Monday, November 4, 2013
Lonely
I am really feeling a bit lonely being stuck in the Closet. The only space I have for Self expression is when I go for Therapy the Therapist knows that I am Trans but that about it. I used to have Trans Girl who used email me but she has stopped and it has been a very long time since she last emailed me. So really there is no one else. It is really lonely and not having someone to talk about issues and just stuff in general. Yes you can have relationships with ordinary people but its not the same as having someone you relate all your Trans stuff to. You almost become your own best friend. Well you are forced to since there is no on else. I suppose it's all the same for everyone that is stuck in some or other Closet.
Feeling
I have to say that I am feeling some what different about being Trans. Maybe it's just that I have mature in the way that I view myself. Well I feel more mature its not such an adventure its more just the stability that I am experiencing.. So I think that on the timeline I would be past my Puberty and teenager years. Well they say you go through two puberties being Trans. Not hormonaly speaking for myself. I think if I were ever to go on hormones it would be three puberties. Since the one is an emotional puberty not a hormonal one. Sometimes I even feel like a Granny since I view all the really Young ones going through the different Angsts that they go through. I don't know how I would cope were I to come out. One never knows.
Today
I have been a bit of A Sloth today since I stayed in bed for quite awhile. I really just did not feel like getting up at all. So there's that.
Again
So it's Monday again. Well that is stating the obvious. On the weekend went out for Breakfast both on Saturday and Sunday. Did not get any Dvd's but was given the first three seasons of the Walking Dead. It is supposed to be good. I don't know much about the series at all. So I suppose there is only one way to find out. The Internet was tragically slow over the weekend which was a pain in the butt. I was trying to watch My Vlogs and it was just not happening at all.

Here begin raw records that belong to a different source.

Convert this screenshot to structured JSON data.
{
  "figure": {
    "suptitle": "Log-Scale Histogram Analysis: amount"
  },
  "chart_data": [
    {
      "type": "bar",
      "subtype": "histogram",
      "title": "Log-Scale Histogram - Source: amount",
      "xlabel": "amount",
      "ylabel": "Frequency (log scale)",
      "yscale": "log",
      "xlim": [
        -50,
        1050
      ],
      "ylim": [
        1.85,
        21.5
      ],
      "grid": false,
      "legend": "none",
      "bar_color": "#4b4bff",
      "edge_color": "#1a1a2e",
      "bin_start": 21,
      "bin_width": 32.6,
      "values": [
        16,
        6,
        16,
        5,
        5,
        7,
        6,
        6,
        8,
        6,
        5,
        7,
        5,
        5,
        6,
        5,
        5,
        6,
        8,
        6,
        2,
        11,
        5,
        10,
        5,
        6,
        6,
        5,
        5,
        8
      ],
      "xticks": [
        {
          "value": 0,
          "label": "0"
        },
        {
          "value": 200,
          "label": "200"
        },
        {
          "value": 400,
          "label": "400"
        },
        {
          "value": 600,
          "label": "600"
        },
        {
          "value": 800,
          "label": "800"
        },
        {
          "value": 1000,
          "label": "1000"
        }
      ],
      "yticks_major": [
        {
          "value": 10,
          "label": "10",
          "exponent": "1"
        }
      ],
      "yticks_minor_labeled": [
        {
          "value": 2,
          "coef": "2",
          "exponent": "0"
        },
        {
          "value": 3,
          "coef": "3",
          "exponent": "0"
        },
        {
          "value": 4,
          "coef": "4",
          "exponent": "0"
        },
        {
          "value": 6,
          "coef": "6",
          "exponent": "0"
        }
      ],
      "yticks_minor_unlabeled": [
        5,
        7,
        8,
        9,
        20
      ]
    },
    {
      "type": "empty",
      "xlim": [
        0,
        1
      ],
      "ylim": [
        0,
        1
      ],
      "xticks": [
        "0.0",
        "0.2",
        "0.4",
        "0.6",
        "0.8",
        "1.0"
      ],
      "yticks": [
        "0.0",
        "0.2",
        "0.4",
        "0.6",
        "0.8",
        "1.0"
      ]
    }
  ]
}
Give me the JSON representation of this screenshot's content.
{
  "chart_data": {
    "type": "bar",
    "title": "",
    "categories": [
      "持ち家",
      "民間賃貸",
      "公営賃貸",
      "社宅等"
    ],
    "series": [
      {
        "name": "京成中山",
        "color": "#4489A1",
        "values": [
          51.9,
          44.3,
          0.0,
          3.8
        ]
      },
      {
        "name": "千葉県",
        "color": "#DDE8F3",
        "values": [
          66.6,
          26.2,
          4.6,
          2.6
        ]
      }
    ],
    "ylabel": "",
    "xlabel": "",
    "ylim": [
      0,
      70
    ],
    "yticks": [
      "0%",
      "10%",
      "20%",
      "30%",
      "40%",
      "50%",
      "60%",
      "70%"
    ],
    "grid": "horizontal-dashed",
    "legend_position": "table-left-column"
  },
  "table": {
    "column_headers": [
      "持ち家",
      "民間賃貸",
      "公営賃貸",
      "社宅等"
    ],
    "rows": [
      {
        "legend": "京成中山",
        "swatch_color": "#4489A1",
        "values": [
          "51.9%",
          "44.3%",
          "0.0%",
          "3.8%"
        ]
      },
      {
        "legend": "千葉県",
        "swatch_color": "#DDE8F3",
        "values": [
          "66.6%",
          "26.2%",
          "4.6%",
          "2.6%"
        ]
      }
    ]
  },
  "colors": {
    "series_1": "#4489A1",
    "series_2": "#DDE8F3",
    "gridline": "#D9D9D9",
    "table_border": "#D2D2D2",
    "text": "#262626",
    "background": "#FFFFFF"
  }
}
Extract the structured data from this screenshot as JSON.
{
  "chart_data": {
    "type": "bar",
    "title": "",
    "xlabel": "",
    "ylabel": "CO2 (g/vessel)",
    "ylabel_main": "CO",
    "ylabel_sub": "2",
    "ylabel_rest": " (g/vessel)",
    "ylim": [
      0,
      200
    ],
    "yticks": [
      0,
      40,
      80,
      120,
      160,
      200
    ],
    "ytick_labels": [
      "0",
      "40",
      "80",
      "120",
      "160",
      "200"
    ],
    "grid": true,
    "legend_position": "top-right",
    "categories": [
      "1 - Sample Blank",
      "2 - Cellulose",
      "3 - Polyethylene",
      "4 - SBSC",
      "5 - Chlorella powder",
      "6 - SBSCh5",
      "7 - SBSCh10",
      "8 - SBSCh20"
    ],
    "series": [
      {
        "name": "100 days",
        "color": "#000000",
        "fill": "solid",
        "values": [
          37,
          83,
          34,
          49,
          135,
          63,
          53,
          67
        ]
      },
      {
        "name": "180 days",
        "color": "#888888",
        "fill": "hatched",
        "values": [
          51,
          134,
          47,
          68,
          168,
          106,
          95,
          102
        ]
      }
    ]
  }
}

Did get to watch some Yes To The Dress last night which was cool.
Friday, November 1, 2013
I Did
I went to Gym today which was quite normal I have to say there were not many Girls there. I am talking about sis girls not trannys. It would be awesome if there were Trannys there but that is not going to happen.
I Would
I forgot to say that My Therapist was not available this last Tuesday. This coming Tuesday I will see the Therapist at a different time just for this coming Tuesday. The sad thing is that in February I am going to have to swap Therapists. I would tell you why but it's a little bit too personnel. I will however say that I am going to miss my current Therapist a lot for this Therapist is really good and gets me. Then I have to start from scratch with the new one well I really don' have a say in the matter. It is what it is. Don't you just hate that saying. lol
Say It
I hate to say it but Blogger is going a little bit Spaz at the moment. I am no too sure how long this is going to go on for. Hopefully not long. Bloody Blogger.